Die britische Regierung ist Medienberichten zufolge weit hinter dem Plan bei den Verhandlungen zur Übernahme von EU-Freihandelsabkommen für den Fall eines ungeregelten Brexit.

Die Boulevardzeitung „The Sun“ berichtete unter Berufung auf ein ihr zugespieltes Regierungsdokument, von rund 40 EU-Freihandelsabkommen mit Drittländern, von denen Großbritannien bisher profitiere, seien nur sechs auch im Falle eines EU-Austritts ohne Abkommen gesichert.

Bei vielen weiteren scheinen die Verhandlungen zu stocken. Für einige, etwa mit Japan und der Türkei, sei keine Aussicht auf eine baldige Einigung in Sicht.

Das Handelsministerium in London wollte den Bericht auf Anfrage weder bestätigen noch dementieren.
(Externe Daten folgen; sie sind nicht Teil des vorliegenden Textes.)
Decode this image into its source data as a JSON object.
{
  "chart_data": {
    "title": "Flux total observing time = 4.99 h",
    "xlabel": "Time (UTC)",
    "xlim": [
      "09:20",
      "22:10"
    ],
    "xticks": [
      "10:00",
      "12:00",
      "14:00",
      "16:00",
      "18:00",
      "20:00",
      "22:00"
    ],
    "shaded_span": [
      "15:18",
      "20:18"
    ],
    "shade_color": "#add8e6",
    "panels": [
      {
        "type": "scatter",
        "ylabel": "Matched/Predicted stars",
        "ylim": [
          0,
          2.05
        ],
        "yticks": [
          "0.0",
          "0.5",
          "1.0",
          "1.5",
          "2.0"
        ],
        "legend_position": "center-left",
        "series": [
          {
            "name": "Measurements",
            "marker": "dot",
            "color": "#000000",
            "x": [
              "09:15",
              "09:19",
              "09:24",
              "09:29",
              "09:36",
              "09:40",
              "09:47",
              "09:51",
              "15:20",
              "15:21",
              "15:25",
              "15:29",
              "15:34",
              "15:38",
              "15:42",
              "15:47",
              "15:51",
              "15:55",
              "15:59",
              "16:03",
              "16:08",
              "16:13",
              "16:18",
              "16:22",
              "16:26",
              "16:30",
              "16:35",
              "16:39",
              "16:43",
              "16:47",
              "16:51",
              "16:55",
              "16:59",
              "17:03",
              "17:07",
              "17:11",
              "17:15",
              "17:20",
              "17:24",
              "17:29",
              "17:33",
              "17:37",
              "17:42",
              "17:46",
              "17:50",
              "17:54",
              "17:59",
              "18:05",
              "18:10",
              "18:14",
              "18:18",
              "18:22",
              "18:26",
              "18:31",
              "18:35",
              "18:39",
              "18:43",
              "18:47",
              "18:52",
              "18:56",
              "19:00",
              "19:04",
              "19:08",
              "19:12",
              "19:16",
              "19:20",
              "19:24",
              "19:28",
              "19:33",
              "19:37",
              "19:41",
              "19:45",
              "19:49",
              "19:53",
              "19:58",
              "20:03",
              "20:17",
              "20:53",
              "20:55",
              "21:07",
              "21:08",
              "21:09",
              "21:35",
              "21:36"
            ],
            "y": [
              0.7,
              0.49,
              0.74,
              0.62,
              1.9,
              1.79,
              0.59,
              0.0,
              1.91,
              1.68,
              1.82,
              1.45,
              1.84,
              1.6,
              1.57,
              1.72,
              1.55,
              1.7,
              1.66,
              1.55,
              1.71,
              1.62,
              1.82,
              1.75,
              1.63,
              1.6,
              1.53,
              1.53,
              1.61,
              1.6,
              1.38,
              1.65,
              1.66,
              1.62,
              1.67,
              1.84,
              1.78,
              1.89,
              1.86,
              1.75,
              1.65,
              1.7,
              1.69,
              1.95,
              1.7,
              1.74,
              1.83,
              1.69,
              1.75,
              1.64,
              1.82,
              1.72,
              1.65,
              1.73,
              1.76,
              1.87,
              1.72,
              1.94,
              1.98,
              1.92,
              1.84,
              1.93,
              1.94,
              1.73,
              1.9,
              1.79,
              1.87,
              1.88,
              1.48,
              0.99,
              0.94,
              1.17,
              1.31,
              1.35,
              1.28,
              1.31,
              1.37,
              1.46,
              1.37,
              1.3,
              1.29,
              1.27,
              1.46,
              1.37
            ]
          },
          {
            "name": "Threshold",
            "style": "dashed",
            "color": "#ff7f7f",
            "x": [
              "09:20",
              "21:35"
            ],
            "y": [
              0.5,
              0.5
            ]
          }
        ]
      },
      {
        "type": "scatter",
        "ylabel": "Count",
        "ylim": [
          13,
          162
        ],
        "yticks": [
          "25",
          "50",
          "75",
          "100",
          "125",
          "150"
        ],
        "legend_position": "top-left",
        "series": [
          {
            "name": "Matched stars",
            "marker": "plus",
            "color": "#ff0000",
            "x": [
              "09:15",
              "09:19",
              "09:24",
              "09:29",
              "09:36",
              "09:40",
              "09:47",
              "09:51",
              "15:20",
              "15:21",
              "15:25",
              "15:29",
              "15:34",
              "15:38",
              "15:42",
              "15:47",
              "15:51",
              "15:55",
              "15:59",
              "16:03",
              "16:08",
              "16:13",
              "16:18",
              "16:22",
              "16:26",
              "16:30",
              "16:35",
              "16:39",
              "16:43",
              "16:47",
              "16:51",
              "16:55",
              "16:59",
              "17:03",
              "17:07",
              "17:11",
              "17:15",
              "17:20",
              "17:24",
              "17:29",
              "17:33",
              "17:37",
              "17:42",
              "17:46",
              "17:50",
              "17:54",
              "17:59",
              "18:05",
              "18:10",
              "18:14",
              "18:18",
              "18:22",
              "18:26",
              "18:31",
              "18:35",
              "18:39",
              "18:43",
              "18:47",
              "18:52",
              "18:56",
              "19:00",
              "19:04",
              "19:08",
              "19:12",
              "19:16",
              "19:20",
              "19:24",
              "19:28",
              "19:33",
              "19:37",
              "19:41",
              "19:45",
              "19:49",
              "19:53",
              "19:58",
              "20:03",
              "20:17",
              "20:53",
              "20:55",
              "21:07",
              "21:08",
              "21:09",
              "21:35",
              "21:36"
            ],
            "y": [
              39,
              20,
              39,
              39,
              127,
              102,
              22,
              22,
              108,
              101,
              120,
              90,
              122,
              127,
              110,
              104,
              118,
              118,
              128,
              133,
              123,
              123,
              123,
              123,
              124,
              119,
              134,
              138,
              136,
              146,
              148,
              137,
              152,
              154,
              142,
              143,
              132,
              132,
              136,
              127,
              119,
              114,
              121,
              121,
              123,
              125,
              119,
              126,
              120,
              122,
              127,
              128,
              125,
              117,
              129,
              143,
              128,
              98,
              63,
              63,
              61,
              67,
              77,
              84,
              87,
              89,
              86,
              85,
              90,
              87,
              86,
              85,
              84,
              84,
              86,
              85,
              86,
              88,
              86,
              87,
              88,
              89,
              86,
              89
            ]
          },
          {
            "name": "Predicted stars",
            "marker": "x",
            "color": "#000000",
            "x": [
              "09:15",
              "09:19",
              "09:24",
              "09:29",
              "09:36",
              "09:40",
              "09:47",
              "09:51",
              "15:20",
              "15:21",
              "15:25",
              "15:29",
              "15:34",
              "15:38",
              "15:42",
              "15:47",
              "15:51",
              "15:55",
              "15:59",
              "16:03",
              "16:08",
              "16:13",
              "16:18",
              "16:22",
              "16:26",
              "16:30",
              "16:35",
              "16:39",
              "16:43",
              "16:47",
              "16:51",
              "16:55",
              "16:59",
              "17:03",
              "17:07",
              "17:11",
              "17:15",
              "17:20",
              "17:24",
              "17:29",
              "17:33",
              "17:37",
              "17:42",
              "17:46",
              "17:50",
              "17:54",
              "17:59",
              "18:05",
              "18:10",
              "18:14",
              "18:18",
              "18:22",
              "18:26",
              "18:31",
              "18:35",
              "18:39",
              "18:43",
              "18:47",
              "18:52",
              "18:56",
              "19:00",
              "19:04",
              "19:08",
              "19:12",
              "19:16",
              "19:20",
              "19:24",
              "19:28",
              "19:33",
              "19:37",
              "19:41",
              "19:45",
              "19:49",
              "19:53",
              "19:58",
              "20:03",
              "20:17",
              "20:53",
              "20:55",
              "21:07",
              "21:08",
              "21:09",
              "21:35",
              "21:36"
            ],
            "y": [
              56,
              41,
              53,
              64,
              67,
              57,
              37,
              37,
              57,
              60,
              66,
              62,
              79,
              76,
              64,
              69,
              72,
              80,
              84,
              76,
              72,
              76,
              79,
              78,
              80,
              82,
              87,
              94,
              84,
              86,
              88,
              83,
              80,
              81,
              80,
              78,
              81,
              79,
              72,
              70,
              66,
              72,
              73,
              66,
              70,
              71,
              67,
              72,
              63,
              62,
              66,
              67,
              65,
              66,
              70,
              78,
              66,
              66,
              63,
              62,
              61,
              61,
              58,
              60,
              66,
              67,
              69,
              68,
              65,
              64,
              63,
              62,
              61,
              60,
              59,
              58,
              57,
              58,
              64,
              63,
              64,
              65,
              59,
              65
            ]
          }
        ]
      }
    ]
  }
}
Ungenannten Regierungsquellen zufolge gibt der Bericht nur einen Teil des Bildes wieder. Rund elf Prozent des britischen Handelsvolumens seien von den EU-Freihandelsabkommen betroffen. „Wir arbeiten weiterhin daran, so viele wie möglich bis zum Austrittstag nachzubilden, um eine maximale Kontinuität im Handel sicherzustellen“, hieß es.
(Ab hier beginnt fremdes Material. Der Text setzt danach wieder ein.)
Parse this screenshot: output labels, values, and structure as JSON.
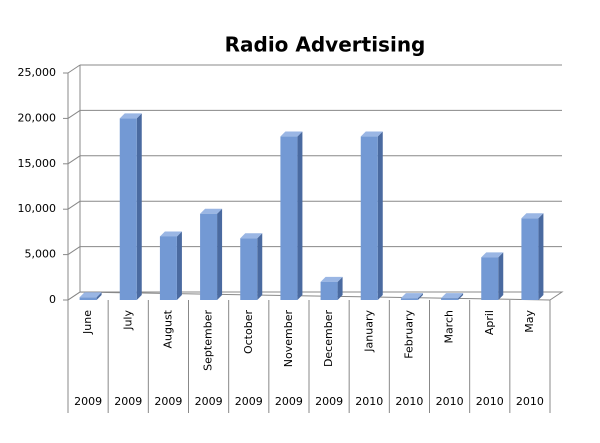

Erst am Montag hatte der britische Handelsminister Liam Fox ein Abkommen mit der Schweiz unterzeichnet, dem wichtigsten Handelspartner Großbritanniens aus dieser Gruppe. Die Schweiz ist nicht EU-Mitglied, aber über Abkommen eng an die EU gebunden und nimmt am EU-Binnenmarkt teil. Auch Abkommen mit Chile, mehreren Süd- und ostafrikanischen Ländern sowie den Färöern sind fertig.

Sollte Großbritannien am 29. März geregelt aus der Europäischen Union ausscheiden, ist vorgesehen, dass Brüssel seine Handelspartner darum bittet, die Abkommen auch für Großbritannien für die Dauer der Übergangsphase bis mindestens Ende 2020 weiterzuführen.